Aside from Rosling’s entertaining oratory, the success of this data presentation comes from the power of seeing the graphical portrayal of global health and population data, observing the patterns and stories that unfold in front of us. The key word here is ‘seeing’.
If statistics can be said to describe and quantify the characteristics of data, visualisation is what enables us to actually see the data. In harmony, they give us the most thorough understanding of data.
“Visualization may not be as precise as statistics, but it provides a unique view onto data that can make it much easier to discover interesting structures than numerical methods.”
The person widely attributed as being the father of visual methods is John W Tukey, the prominent statistician who pioneered Exploratory Data Analysis. He championed techniques for visually exploring data to unearth discoveries that are otherwise indiscernible in the original data form or potentially masked by the aggregating nature of some statistical treatments.
One of Tukey’s most enduring visual devices is the ‘Box Plot’ (or ‘Box and Whiskers Plot’) used to graphically depict the classic five-number summary of minimum value, lower quartile, median value, upper quartile and maximum value. The Box Plot packs a lot of statistical information into a single graphic device and helps us to see the range of values as well as get a sense of the distribution (the degree of dispersion, clustering and skew) of these values.
Of course, depending on the subject matter and the analysis being undertaken we may wish to explore the statistical attributes of our data in different ways, to try and see it from new perspectives. Thankfully, there is a broad repertoire of graphical approaches that can help us to familiarise with and discover new insights from our data.
Here are some of the most relevant and useful ways to help see your statistics:
The histogram shows the distribution of data, presenting frequency counts across a range of categorical values or intervals. In the example below we see analysis of the total appearances made by footballers during a given season. The height of the bar indicates the number of players who managed each group of appearances numbers. Whilst in this data set the average value (25.9) and the median value (26) are very close, the shape of the histogram would help to show the potential degree of skewness in your data.
This approach facilitates the comparison of two distributions.

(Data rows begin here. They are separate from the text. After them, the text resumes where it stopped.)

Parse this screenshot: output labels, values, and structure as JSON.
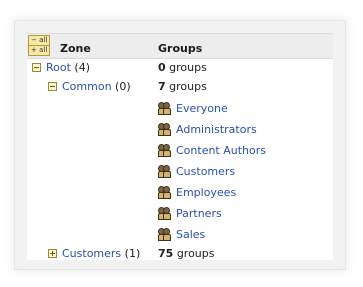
{
  "toggles": {
    "collapse_all": "− all",
    "expand_all": "+ all"
  },
  "columns": {
    "zone": "Zone",
    "groups": "Groups"
  },
  "tree": {
    "root": {
      "name": "Root",
      "count": "(4)",
      "groups_num": "0",
      "groups_word": "groups"
    },
    "common": {
      "name": "Common",
      "count": "(0)",
      "groups_num": "7",
      "groups_word": "groups",
      "group_list": [
        "Everyone",
        "Administrators",
        "Content Authors",
        "Customers",
        "Employees",
        "Partners",
        "Sales"
      ]
    },
    "customers": {
      "name": "Customers",
      "count": "(1)",
      "groups_num": "75",
      "groups_word": "groups"
    }
  },
  "colors": {
    "link": "#2a4fb0",
    "toggle_bg": "#f7e9a8",
    "header_bg": "#ededed"
  }
}
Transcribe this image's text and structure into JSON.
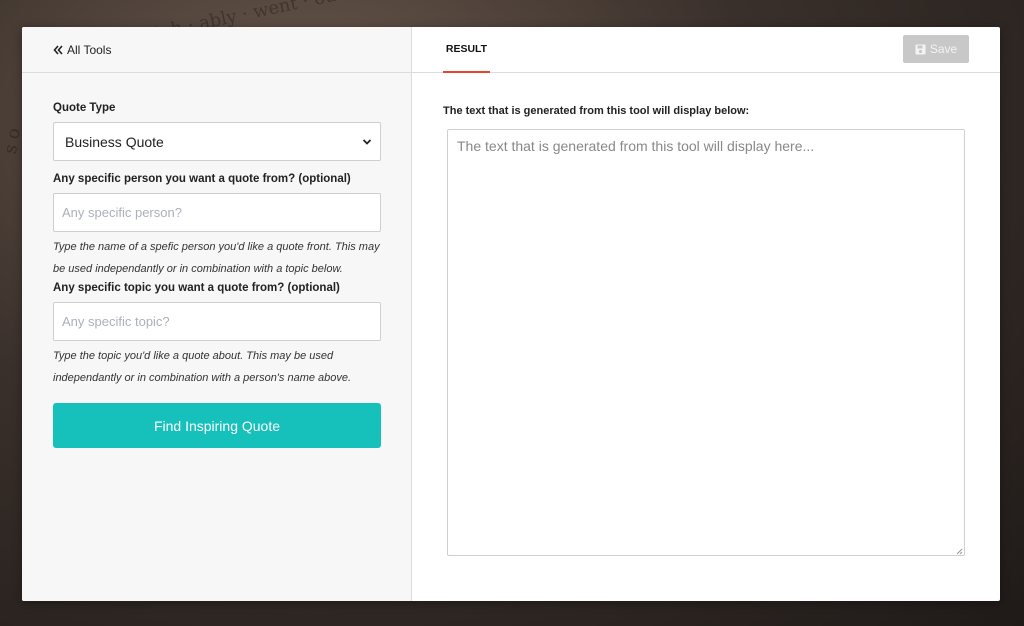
{
  "header": {
    "back_label": "All Tools",
    "tab_result": "RESULT",
    "save_label": "Save"
  },
  "form": {
    "quote_type_label": "Quote Type",
    "quote_type_value": "Business Quote",
    "person_label": "Any specific person you want a quote from? (optional)",
    "person_placeholder": "Any specific person?",
    "person_help": "Type the name of a spefic person you'd like a quote front. This may be used independantly or in combination with a topic below.",
    "topic_label": "Any specific topic you want a quote from? (optional)",
    "topic_placeholder": "Any specific topic?",
    "topic_help": "Type the topic you'd like a quote about. This may be used independantly or in combination with a person's name above.",
    "submit_label": "Find Inspiring Quote"
  },
  "result": {
    "label": "The text that is generated from this tool will display below:",
    "placeholder": "The text that is generated from this tool will display here..."
  },
  "colors": {
    "accent": "#16c0bb",
    "tab_underline": "#e4472e",
    "save_disabled": "#c8c8c8"
  }
}
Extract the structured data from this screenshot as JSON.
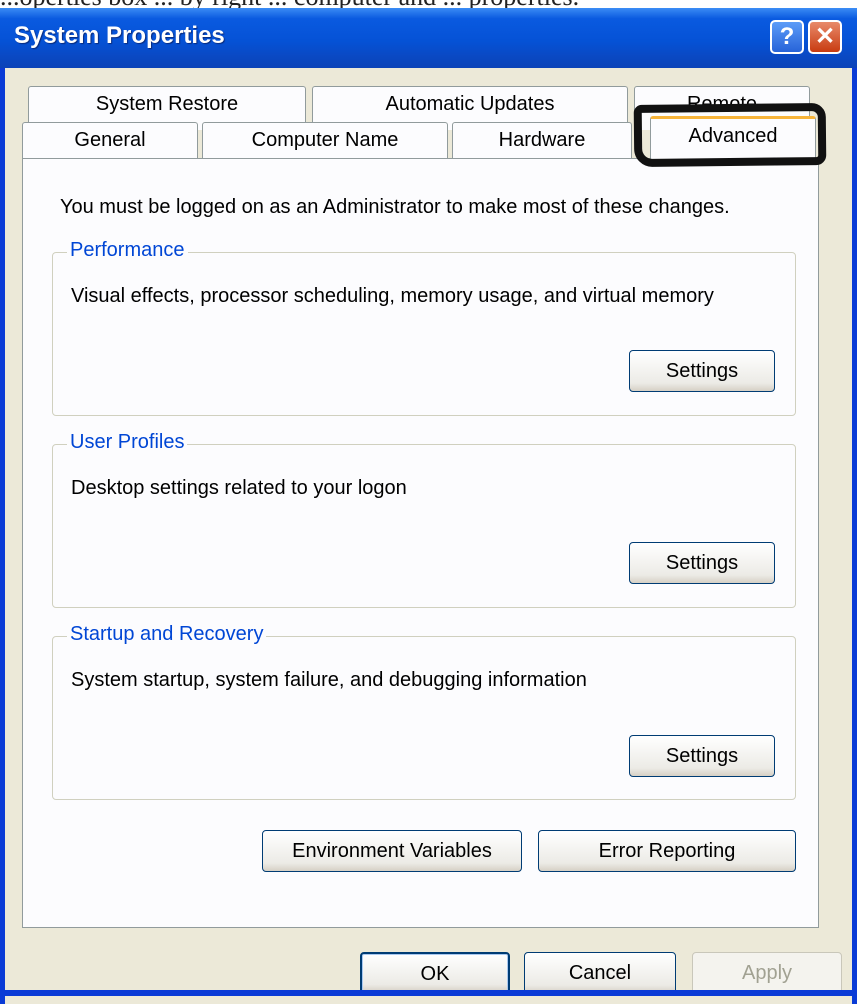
{
  "caption_fragment": "...operties box ... by right ... computer and ... properties.",
  "window": {
    "title": "System Properties",
    "help_label": "?",
    "close_label": "✕"
  },
  "tabs_row1": [
    {
      "label": "System Restore"
    },
    {
      "label": "Automatic Updates"
    },
    {
      "label": "Remote"
    }
  ],
  "tabs_row2": [
    {
      "label": "General"
    },
    {
      "label": "Computer Name"
    },
    {
      "label": "Hardware"
    },
    {
      "label": "Advanced",
      "selected": true
    }
  ],
  "notice": "You must be logged on as an Administrator to make most of these changes.",
  "groups": {
    "performance": {
      "title": "Performance",
      "description": "Visual effects, processor scheduling, memory usage, and virtual memory",
      "button": "Settings"
    },
    "user_profiles": {
      "title": "User Profiles",
      "description": "Desktop settings related to your logon",
      "button": "Settings"
    },
    "startup_recovery": {
      "title": "Startup and Recovery",
      "description": "System startup, system failure, and debugging information",
      "button": "Settings"
    }
  },
  "actions": {
    "env_vars": "Environment Variables",
    "error_reporting": "Error Reporting"
  },
  "dialog_buttons": {
    "ok": "OK",
    "cancel": "Cancel",
    "apply": "Apply"
  },
  "colors": {
    "titlebar": "#0552d6",
    "face": "#ece9d8",
    "group_label": "#0046d5",
    "selected_tab_accent": "#f7b43a"
  }
}
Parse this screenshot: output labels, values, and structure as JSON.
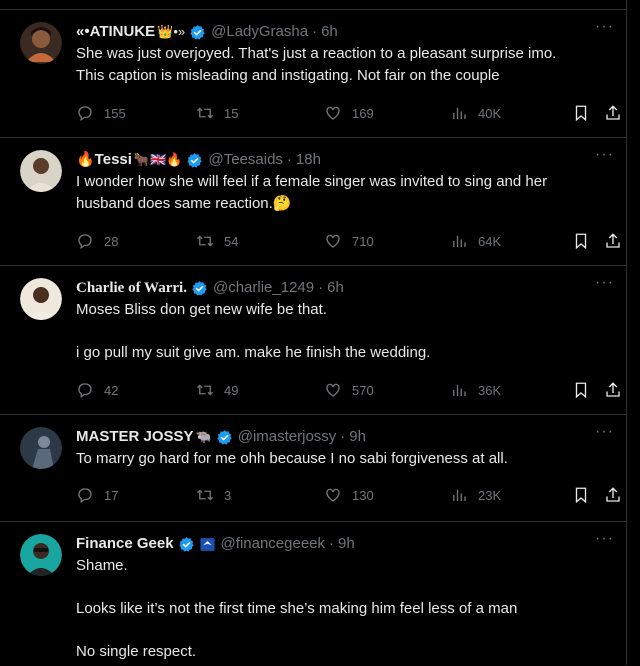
{
  "tweets": [
    {
      "name": "«•ATINUKE",
      "name_suffix": "👑•»",
      "handle": "@LadyGrasha",
      "time": "6h",
      "text": [
        "She was just overjoyed. That's just a reaction to a pleasant surprise imo.",
        "This caption is misleading and instigating. Not fair on the couple"
      ],
      "replies": "155",
      "retweets": "15",
      "likes": "169",
      "views": "40K",
      "avatar_color": "#c46a3a"
    },
    {
      "name": "🔥Tessi",
      "name_suffix": "🐂🇬🇧🔥",
      "handle": "@Teesaids",
      "time": "18h",
      "text": [
        "I wonder how she will feel if a female singer was invited to sing and her",
        "husband does same reaction.🤔"
      ],
      "replies": "28",
      "retweets": "54",
      "likes": "710",
      "views": "64K",
      "avatar_color": "#5b4a3a"
    },
    {
      "name": "Charlie of Warri.",
      "name_suffix": "",
      "handle": "@charlie_1249",
      "time": "6h",
      "text": [
        "Moses Bliss don get new wife be that.",
        "",
        "i go pull my suit give am. make he finish the wedding."
      ],
      "replies": "42",
      "retweets": "49",
      "likes": "570",
      "views": "36K",
      "avatar_color": "#e9e2d6"
    },
    {
      "name": "MASTER JOSSY",
      "name_suffix": "🐃",
      "handle": "@imasterjossy",
      "time": "9h",
      "text": [
        "To marry go hard for me ohh because I no sabi forgiveness at all."
      ],
      "replies": "17",
      "retweets": "3",
      "likes": "130",
      "views": "23K",
      "avatar_color": "#4a5a6a"
    },
    {
      "name": "Finance Geek",
      "name_suffix": "",
      "handle": "@financegeeek",
      "time": "9h",
      "text": [
        "Shame.",
        "",
        "Looks like it’s not the first time she’s making him feel less of a man",
        "",
        "No single respect."
      ],
      "replies": "",
      "retweets": "",
      "likes": "",
      "views": "",
      "avatar_color": "#1aa6a0"
    }
  ],
  "colors": {
    "background": "#000000",
    "text": "#e7e9ea",
    "muted": "#71767b",
    "verified": "#1d9bf0",
    "divider": "#2f3336"
  },
  "icons": [
    "reply-icon",
    "retweet-icon",
    "like-icon",
    "views-icon",
    "bookmark-icon",
    "share-icon",
    "verified-icon",
    "more-icon"
  ]
}
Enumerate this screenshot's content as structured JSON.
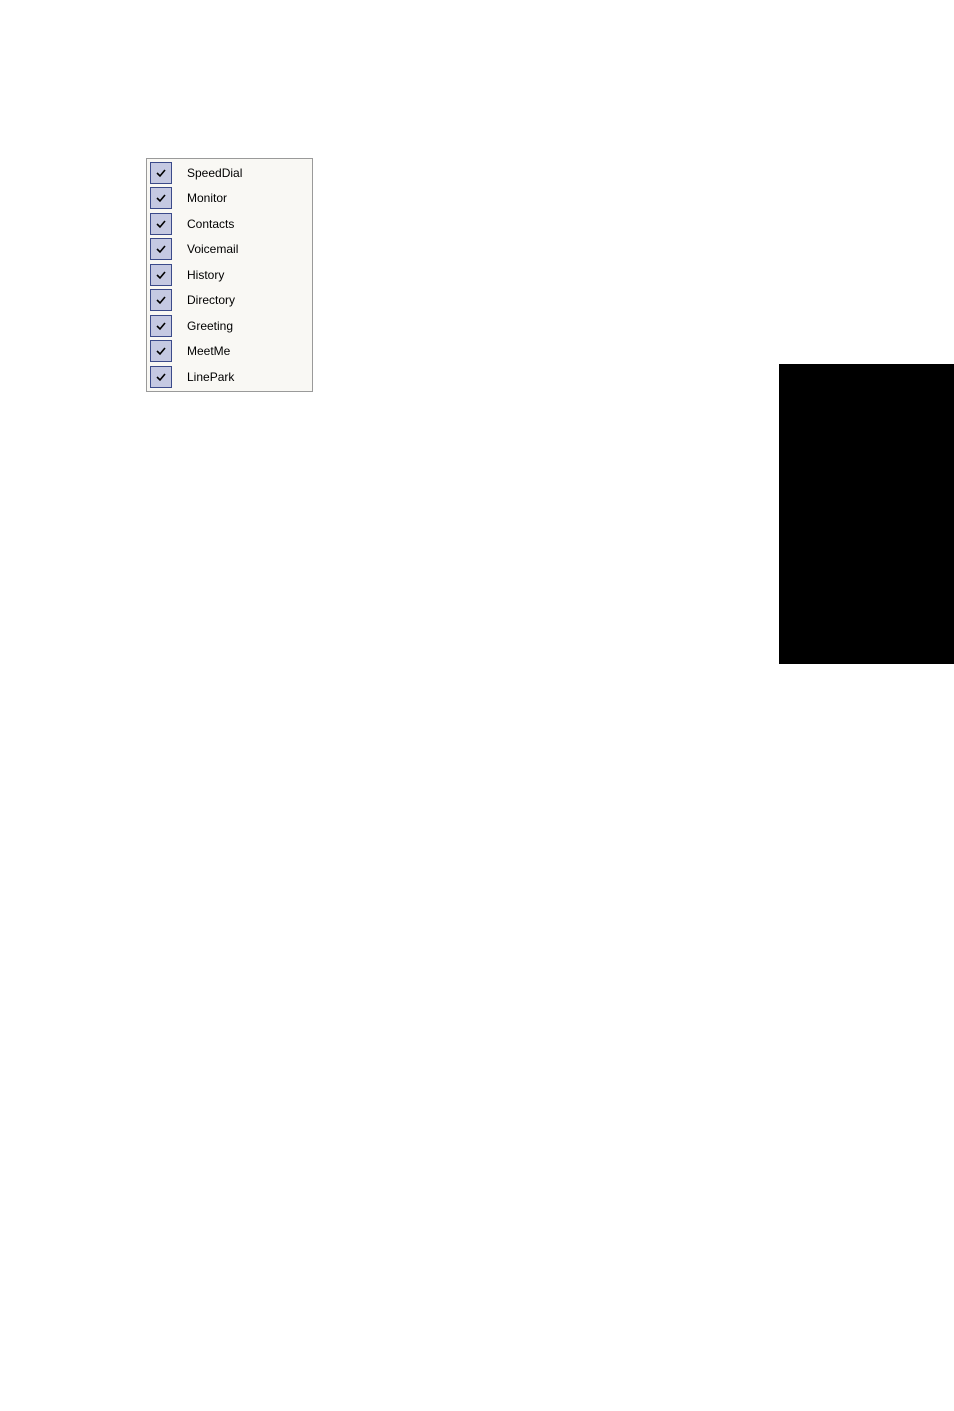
{
  "menu": {
    "items": [
      {
        "label": "SpeedDial",
        "checked": true,
        "name": "speeddial"
      },
      {
        "label": "Monitor",
        "checked": true,
        "name": "monitor"
      },
      {
        "label": "Contacts",
        "checked": true,
        "name": "contacts"
      },
      {
        "label": "Voicemail",
        "checked": true,
        "name": "voicemail"
      },
      {
        "label": "History",
        "checked": true,
        "name": "history"
      },
      {
        "label": "Directory",
        "checked": true,
        "name": "directory"
      },
      {
        "label": "Greeting",
        "checked": true,
        "name": "greeting"
      },
      {
        "label": "MeetMe",
        "checked": true,
        "name": "meetme"
      },
      {
        "label": "LinePark",
        "checked": true,
        "name": "linepark"
      }
    ]
  }
}
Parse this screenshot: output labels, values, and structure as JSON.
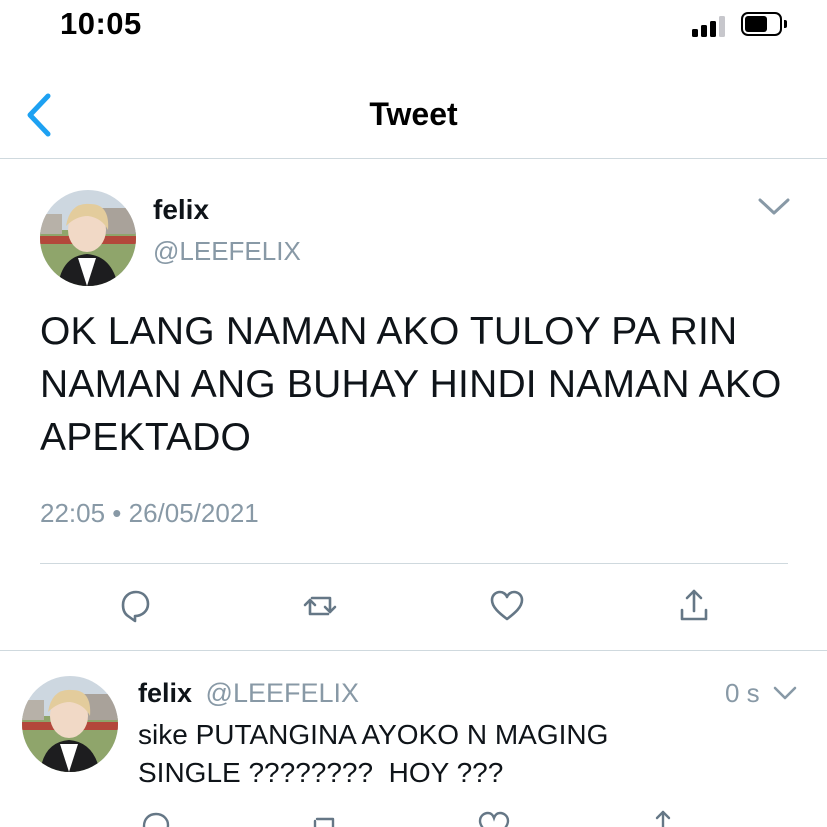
{
  "status_bar": {
    "time": "10:05"
  },
  "nav": {
    "title": "Tweet",
    "back_icon": "chevron-left-icon"
  },
  "main_tweet": {
    "name": "felix",
    "handle": "@LEEFELIX",
    "text": "OK LANG NAMAN AKO TULOY PA RIN NAMAN ANG BUHAY HINDI NAMAN AKO APEKTADO",
    "timestamp": "22:05 • 26/05/2021",
    "actions": [
      "reply-icon",
      "retweet-icon",
      "like-icon",
      "share-icon"
    ]
  },
  "reply_tweet": {
    "name": "felix",
    "handle": "@LEEFELIX",
    "time": "0 s",
    "text_line1": "sike PUTANGINA AYOKO N MAGING",
    "text_line2": "SINGLE ????????  HOY ???"
  },
  "colors": {
    "accent": "#1da1f2",
    "text": "#0f1419",
    "muted": "#8899a6",
    "icon": "#657786",
    "divider": "#cfd9de"
  }
}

In the example below from the Office for National Statistics we see the shape of the population for England and Wales as at 2011, with the length of the bars indicating the population size by age.
The simplest view of data range is to show the minimum and maximum readings for different categorical variables. When you want to see the spread or tightness of a set of values – and don’t require all the dimensions of a box plot – the floating bar chart can be a useful approach. In the example below we see a breakdown of range of high and low temperatures by month, in this case for Rome. This particular example focuses on the dimensional changes in wood and includes data on high and low levels of humidity and moisture content.
The Dot Plot displays multiple data points along an axis with a mark – such as filled, semi- or fully-transparent circle – to demonstrate the range and spread of values across a set. In the example below we see a range of dots against different Athletic events. Each dot is a gold medal won at the Olympics.